Comme j'attendais particulièrement cet album, j'ai décidé de m'immerger complètement dans l'univers d'IAM et d'écrire une critique à chaud, sans consulter les vôtres. J'y jetterai un oeil après avoir posté la mienne, me faisant regretter ou pas ma note.

Donc pour être tout à fait honnête je commencerai par dire que je suis un très grand fan du mythique groupe marseillais, et c'est pour cette raison que j'attendais ce nouvel opus avec tant d'impatience. Avant même d'avoir écouté la moindre parole, les infos glanées sur l'album m'avaient mis l'eau à la bouche : une très belle pochette, et des titres de morceaux qui évoquaient déjà à eux seuls la poétique d'IAM. Mes attentes étaient donc assez élevées.

Le premier son, intitulé "Spartiate Spirit", avait déjà pour lui un titre alléchant. L'instru ponctuée de cris guerriers et de bruits d'épées qui s'entrechoquent me plait particulièrement, et le texte mettant en relief la carrière du groupe est plaisant. "Putain le rap mais qu'est-ce qu'ils l'ont aimé", tout est dit. "Debout les braves" est dans la même veine, et je me demande même si c'était vraiment nécessaire de faire deux titres pour des résultats si similaires.
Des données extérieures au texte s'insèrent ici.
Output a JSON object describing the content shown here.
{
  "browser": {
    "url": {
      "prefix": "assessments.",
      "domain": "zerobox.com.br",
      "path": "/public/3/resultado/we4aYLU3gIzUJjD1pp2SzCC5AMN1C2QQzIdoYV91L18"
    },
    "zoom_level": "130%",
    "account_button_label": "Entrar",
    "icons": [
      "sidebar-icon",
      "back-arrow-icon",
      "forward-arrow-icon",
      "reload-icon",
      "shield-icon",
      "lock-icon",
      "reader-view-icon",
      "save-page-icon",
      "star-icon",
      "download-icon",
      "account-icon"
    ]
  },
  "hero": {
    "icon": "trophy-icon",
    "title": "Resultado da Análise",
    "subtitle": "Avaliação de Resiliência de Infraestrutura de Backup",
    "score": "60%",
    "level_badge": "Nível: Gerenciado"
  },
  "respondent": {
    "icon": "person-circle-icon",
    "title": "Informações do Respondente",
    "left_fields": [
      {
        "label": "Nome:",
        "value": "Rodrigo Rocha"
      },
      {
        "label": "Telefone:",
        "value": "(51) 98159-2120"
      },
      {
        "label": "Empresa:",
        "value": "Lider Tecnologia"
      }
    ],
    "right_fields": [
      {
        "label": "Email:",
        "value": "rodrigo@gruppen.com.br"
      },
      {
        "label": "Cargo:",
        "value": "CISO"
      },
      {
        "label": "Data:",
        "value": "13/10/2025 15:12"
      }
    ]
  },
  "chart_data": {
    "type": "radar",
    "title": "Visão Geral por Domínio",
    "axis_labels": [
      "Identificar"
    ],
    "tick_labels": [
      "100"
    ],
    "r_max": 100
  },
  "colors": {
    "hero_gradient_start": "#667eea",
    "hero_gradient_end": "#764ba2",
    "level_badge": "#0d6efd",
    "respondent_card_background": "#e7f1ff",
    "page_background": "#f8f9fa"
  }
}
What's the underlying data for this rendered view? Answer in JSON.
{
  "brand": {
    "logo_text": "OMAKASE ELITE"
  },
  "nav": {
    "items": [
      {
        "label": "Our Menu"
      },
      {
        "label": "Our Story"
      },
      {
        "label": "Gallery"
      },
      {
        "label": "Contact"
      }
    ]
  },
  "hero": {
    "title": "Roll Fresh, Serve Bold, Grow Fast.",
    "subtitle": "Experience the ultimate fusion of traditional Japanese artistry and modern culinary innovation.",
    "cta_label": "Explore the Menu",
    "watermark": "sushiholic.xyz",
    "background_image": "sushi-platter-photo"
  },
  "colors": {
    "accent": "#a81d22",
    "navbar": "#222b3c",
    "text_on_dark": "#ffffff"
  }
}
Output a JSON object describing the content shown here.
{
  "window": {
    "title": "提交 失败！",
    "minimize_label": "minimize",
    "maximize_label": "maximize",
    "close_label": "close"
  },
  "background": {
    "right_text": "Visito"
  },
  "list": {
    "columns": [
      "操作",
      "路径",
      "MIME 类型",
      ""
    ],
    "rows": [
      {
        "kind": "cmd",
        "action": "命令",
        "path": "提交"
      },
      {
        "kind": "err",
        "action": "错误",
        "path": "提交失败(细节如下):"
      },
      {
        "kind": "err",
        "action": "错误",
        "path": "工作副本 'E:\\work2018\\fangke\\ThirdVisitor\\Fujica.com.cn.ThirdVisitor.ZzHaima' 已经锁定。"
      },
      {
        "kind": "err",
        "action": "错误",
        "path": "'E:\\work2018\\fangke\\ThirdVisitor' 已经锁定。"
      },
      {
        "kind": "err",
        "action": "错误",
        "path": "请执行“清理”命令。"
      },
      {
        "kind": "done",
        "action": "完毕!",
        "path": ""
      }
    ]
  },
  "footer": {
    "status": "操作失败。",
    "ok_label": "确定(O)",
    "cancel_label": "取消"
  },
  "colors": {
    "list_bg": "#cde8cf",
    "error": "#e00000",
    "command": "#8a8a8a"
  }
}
Vient ensuite "Les Raisons de la colère", où Shurik'N est particulièrement bon, et se rachète ainsi d'emblée pour son deuxième opus solo qui avait été une triste déception pour moi. Pris dans son élan, l'oncle Shu envoie du lourd sur "Tous les Saints de la Terre", se délectant du rythme entrainant. AKH fait le boulot et il en ressort une chanson sympa. "La Part du démon" est selon moi la première fausse note du projet. Le sujet est bon mais musicalement ce titre est plus qu'oubliable : mauvais refrain à base de scratchs, flow agaçant, beat plus que redondant… Presque difficile d'aller au bout. Heureusement pour mes oreilles le morceau suivant amène une excellente nouvelle : le retour d'une instrumentale à consonance asiatique, comme j'ai toujours adoré. Sur "Où je vis" Shurik'n avait atteint une sorte de perfection dans le genre de poser de purs textes sur ce type de beat. Avec tout un tas de métaphores le groupe revient une nouvelle fois sur leur carrière si riche. La poétique des samuraïs de l'école du micro d'argent me donne envie de chausser des sandales et d'aller méditer sous un cerisier en fleur. Excellent morceau, que je mettrai donc à côté du "Style de l'homme libre", que j'avais particulièrement apprécié sur "Saison 5". Vient ensuite "4.2.1.", et c'est peut-être la meilleure prod de l'album. Vraiment, la boucle est terrible. Il faut ajouter à ça un texte de qualité et un bon refrain, et puis nous avons là une bonne chanson. Pas dingue, mais bonne. En ce qui concerne "Misère", je qualifierais le morceau de "touchant". Les premières notes de piano ainsi que Shurik'N qui débute en parlant installent une atmosphère qui m'a rappelé les films en noir et blanc se déroulant dans des coins sordides. "Notre Dame veille" est semblable dans le sujet, nous plongeant dans l'atmosphère sale et sombre de Marseille la nuit. Mais ce-dernier est bien trop court pour vraiment être appréciable.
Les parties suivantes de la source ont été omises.